I had no luck on the water yesterday fishing for mabuna Crucian carp – aside from losing a very good fish that threw the hook at the surface, she had at least a shaku on her (30.3cm).  The wind was too strong for orthodox fishing: a stiff northerly breeze in the morning that only got stronger as the day went on, till it was howling at midday.  We packed up and left the lake at 1:30pm when the wind grew so strong as to lift one’s tackle out the water and send it streaming in a horizontal pennant in the air from the end of the rod.  I think we were one or two days too early or late as the majority of fish in the area were spawning in the shallows, you can hear and see them thrashing about, and such fish do not take the bait.  Some other fish, no doubt spent after their frenzied exertions, were idly sunning themselves at the surface or taking gulps of air and at one spot, where two rivulets conjoined, some fish were leaping out of the water.  The lucky ones would fall down the bank and roll back into the water; one unlucky fish we came upon was stranded and had its eyes and intestines picked out and eaten by the inevitable crows.  Kasumigaura is always an interesting place to visit, and for me a lack of fish in the bag is no cause for disappointment.  I passed some time watching a local man in the shallows with a home-made fishgig, standing as still as a hunting heron, looking to spear passing koi carp – in these days of opulent luxury carp is no longer a staple food in Japan but the older locals still take them.  I also spotted a number of big birds of prey soaring about but had forgotten my spyglass so I couldn’t identify them, but most sensible birdlife was taking shelter from the wind.  On the way back my fishing buddy almost ran over a cock pheasant that had walked blindly into the road, which would have been an ironic end to such a huge fine creature that had survived the Kasumigaura hunting season; luckily the bird came to his senses and ran off just before we flattened him.

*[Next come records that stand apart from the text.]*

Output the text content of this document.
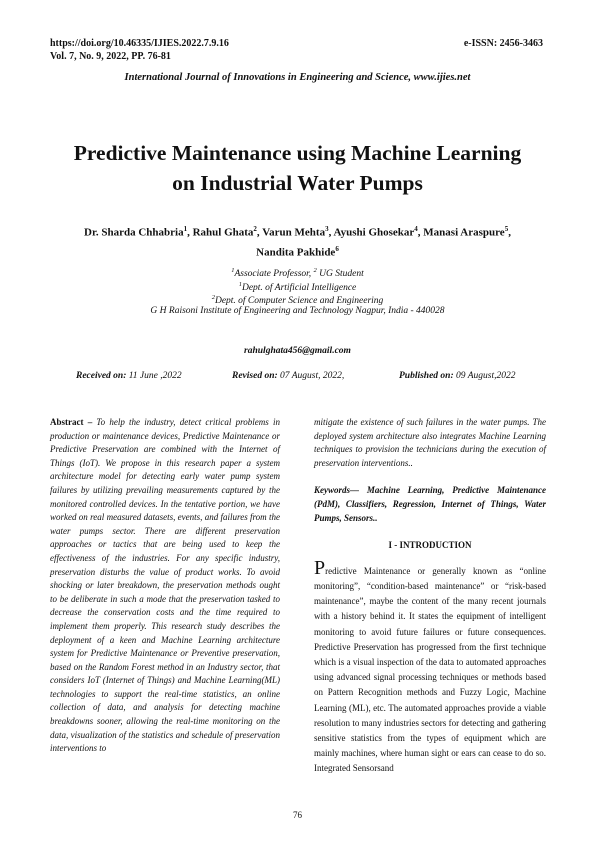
https://doi.org/10.46335/IJIES.2022.7.9.16
Vol. 7, No. 9, 2022, PP. 76-81
e-ISSN: 2456-3463
International Journal of Innovations in Engineering and Science, www.ijies.net
Predictive Maintenance using Machine Learning
on Industrial Water Pumps
Dr. Sharda Chhabria$^1$, Rahul Ghata$^2$, Varun Mehta$^3$, Ayushi Ghosekar$^4$, Manasi Araspure$^5$,
Nandita Pakhide$^6$
$^1$Associate Professor, $^2$ UG Student
$^1$Dept. of Artificial Intelligence
$^2$Dept. of Computer Science and Engineering
G H Raisoni Institute of Engineering and Technology Nagpur, India - 440028
rahulghata456@gmail.com
Received on: 11 June ,2022	Revised on: 07 August, 2022,	Published on: 09 August,2022
Abstract – To help the industry, detect critical problems in production or maintenance devices, Predictive Maintenance or Predictive Preservation are combined with the Internet of Things (IoT). We propose in this research paper a system architecture model for detecting early water pump system failures by utilizing prevailing measurements captured by the monitored controlled devices. In the tentative portion, we have worked on real measured datasets, events, and failures from the water pumps sector. There are different preservation approaches or tactics that are being used to keep the effectiveness of the industries. For any specific industry, preservation disturbs the value of product works. To avoid shocking or later breakdown, the preservation methods ought to be deliberate in such a mode that the preservation tasked to decrease the conservation costs and the time required to implement them properly. This research study describes the deployment of a keen and Machine Learning architecture system for Predictive Maintenance or Preventive preservation, based on the Random Forest method in an Industry sector, that considers IoT (Internet of Things) and Machine Learning(ML) technologies to support the real-time statistics, an online collection of data, and analysis for detecting machine breakdowns sooner, allowing the real-time monitoring on the data, visualization of the statistics and schedule of preservation interventions to
mitigate the existence of such failures in the water pumps. The deployed system architecture also integrates Machine Learning techniques to provision the technicians during the execution of preservation interventions..
Keywords— Machine Learning, Predictive Maintenance (PdM), Classifiers, Regression, Internet of Things, Water Pumps, Sensors..
I - INTRODUCTION
Predictive Maintenance or generally known as “online monitoring”, “condition-based maintenance” or “risk-based maintenance”, maybe the content of the many recent journals with a history behind it. It states the equipment of intelligent monitoring to avoid future failures or future consequences. Predictive Preservation has progressed from the first technique which is a visual inspection of the data to automated approaches using advanced signal processing techniques or methods based on Pattern Recognition methods and Fuzzy Logic, Machine Learning (ML), etc. The automated approaches provide a viable resolution to many industries sectors for detecting and gathering sensitive statistics from the types of equipment which are mainly machines, where human sight or ears can cease to do so. Integrated Sensorsand
76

2 responses to “Breeze over Kasumigaura

  1. Sounds like a great day despite the lack of fish. I used to live in an apartment barely more than a stone’s throw from Sakuragawa not far from where it empties into Kasumigaura. Many, many great memories fishing both the river and the lake for bass, bluegill, carp, smelt and whatever else might happen along – including piscivorous chubs, catfish and barbel. There was an irrigation gate where, when it was flowing during spawning season, funa would fling themselves onto land in an effort to move upstream. Great bird watching around Kasumi too.

  2. It was good fun. My fishing buddy said I should grab one of the funa as it leapt out the water so I could say I caught a fish that day. Going over my bird books back at home afterwards it turns out that one of the big birds of prey we saw was a buzzard (nosuri). I also saw the usual suspects, some larks and a shrike.

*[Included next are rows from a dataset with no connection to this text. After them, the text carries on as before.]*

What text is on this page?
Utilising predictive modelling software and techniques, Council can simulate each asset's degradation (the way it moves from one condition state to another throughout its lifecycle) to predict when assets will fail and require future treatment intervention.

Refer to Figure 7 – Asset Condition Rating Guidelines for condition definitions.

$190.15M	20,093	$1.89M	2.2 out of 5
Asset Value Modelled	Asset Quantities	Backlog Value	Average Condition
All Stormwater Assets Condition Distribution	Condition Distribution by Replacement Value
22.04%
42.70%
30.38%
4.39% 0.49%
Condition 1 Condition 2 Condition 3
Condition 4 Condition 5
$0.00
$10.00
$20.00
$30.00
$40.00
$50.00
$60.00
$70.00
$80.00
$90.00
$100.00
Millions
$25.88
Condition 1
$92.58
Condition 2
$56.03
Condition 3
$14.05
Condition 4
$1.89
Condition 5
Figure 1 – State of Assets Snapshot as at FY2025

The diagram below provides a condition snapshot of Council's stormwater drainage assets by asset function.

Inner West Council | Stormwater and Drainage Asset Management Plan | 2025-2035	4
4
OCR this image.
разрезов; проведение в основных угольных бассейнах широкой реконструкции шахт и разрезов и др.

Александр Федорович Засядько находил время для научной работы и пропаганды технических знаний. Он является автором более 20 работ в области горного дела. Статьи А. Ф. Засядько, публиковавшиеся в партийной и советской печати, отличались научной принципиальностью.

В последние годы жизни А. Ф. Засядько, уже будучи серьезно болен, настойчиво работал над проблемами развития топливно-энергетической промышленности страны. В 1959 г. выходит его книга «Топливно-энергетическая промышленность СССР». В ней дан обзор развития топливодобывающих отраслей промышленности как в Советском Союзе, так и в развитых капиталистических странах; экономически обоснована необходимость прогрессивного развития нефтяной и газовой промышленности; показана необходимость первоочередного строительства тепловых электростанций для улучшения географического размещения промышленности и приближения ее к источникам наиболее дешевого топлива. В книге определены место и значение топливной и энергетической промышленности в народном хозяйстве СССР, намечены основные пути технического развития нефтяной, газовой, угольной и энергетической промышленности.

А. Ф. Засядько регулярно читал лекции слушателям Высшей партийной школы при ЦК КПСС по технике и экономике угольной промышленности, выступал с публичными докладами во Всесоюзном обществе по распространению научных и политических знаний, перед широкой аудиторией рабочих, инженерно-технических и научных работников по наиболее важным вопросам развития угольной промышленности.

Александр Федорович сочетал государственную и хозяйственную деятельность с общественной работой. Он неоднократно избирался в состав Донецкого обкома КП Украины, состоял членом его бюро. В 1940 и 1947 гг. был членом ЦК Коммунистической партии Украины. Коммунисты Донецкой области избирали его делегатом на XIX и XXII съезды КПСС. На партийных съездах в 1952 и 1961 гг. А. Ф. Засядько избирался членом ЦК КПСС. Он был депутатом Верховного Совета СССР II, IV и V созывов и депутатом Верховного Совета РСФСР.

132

    Unfortunately post-Fukushima the local farmers in Kasumigaura are being discriminated against by Japanese consumers who won’t buy their produce – rice, and the other major crop there lotus root (you may remember seeing the fields of it where you lived) claiming it is “all contaminated.” As you go past the fields you can see the heaps of discarded lotus root lying rotting by the roadside, as well as the acres and acres of unplanted rice paddies. My fishing buddy often asks the farmers for lotus roots and they are happy to give them away. Very sad.